I boarded the shuttle bus with slumped shoulders, exhausted from the long, weird day. There would only be six contestants performing on Friday, and two of us would be voted off. Of the six hopefuls still competing,
three
were in Nelly’s group, despite the fact that she was unquestionably the worst coach—possibly in the entire eight seasons of the show’s history.
Nelly hadn’t done me any favors with my assignment. The song played in my head as the bus left the parking lot, and I stared out at the arid mountains through my window thinking that the lyrics of the song were awfully melancholy for a Christmas carol. Robin was singing scales in the back of the bus, and I wished I had earplugs to block her out. She was planning something, I was sure of it, and I was a defenseless target. Even her scales sounded diabolical.
When the bus came to rest at a stoplight, I felt the magnetic draw of Elliott’s gaze upon me and turned to see him eyeing me from across the aisle. He simultaneously lifted his eyebrows and shrugged as if to pantomime, “So? What do you think?”

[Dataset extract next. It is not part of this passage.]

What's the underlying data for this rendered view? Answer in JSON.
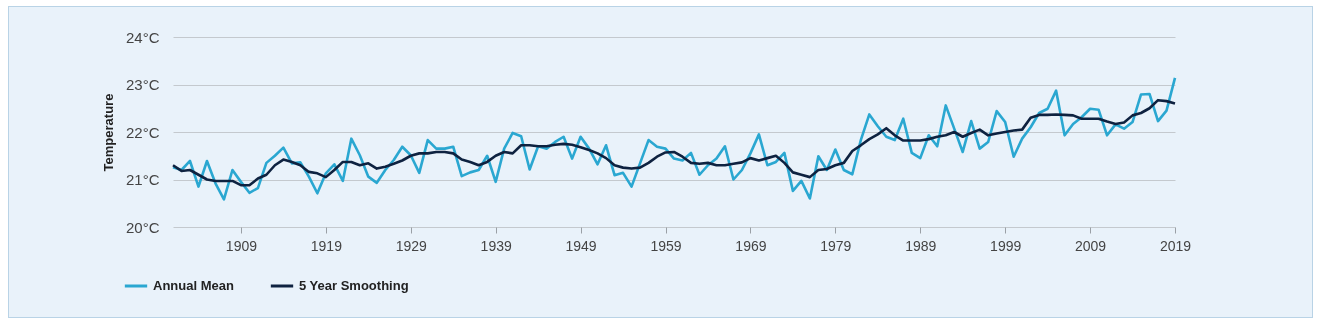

I exhaled with disgust. The whole day—from having to pretend I was feeling sickly at the hospital, to discovering that Robin was focusing her powers of manipulation on me—made me really wish that the bus was headed toward my house in West Hollywood instead of the hotel.
Since Saturday, I’d gotten so many nasty comments on Friendbook from girls across the country about the picture of me with Lee in my driveway that I’d disabled the app on my phone. Being the recipient of so much sudden hatred was a bewildering experience.
It should have come as no surprise that Nelly Fulsom was an absolute Christmas maniac. Her love of the holiday combined with the fact that she was secretly head-over-heels in love with Chase Atwood turned her into a tornado of cloying seasonal sentiment. She began wearing cloisonné pins of wreaths and snowmen on her jackets and blazers, just like my mom did around the holiday season. On Tuesday afternoon, I witnessed her cornering Rob the production assistant in the hallway beneath a sprig of mistletoe and forcibly smooching him on the cheek. His entire body went rigid in fear as she moved in for the gratuitous kiss.
When Susan and Tommy dropped in on our voice lessons Tuesday afternoon, it was to deliver a surprise trumped up as a big deal.
“To kick off the holiday season, we’re going to be integrating an element of stage design into this week’s show,” Tommy announced, wearing his false, plastic game show host smile. “You’ll each have an opportunity to bounce some ideas around with Mark and the stage team for your performances.”
Nelly hopped out of her seat and clapped like a toddler. “Isn’t that
exciting?”
she squealed.
Elaborate stage design seemed just like another way Robin might wreak havoc on my performance. When I drifted into my meeting with Mark, the director, and a goateed guy who was introduced as the lead stage designer, I was reserved and unenthusiastic. I told them which song I’d been assigned, and when they asked me for my thoughts on what would be cool to have on stage while I sang, I was at a loss. “I don’t know,” I shrugged. “Maybe a Christmas tree or something?”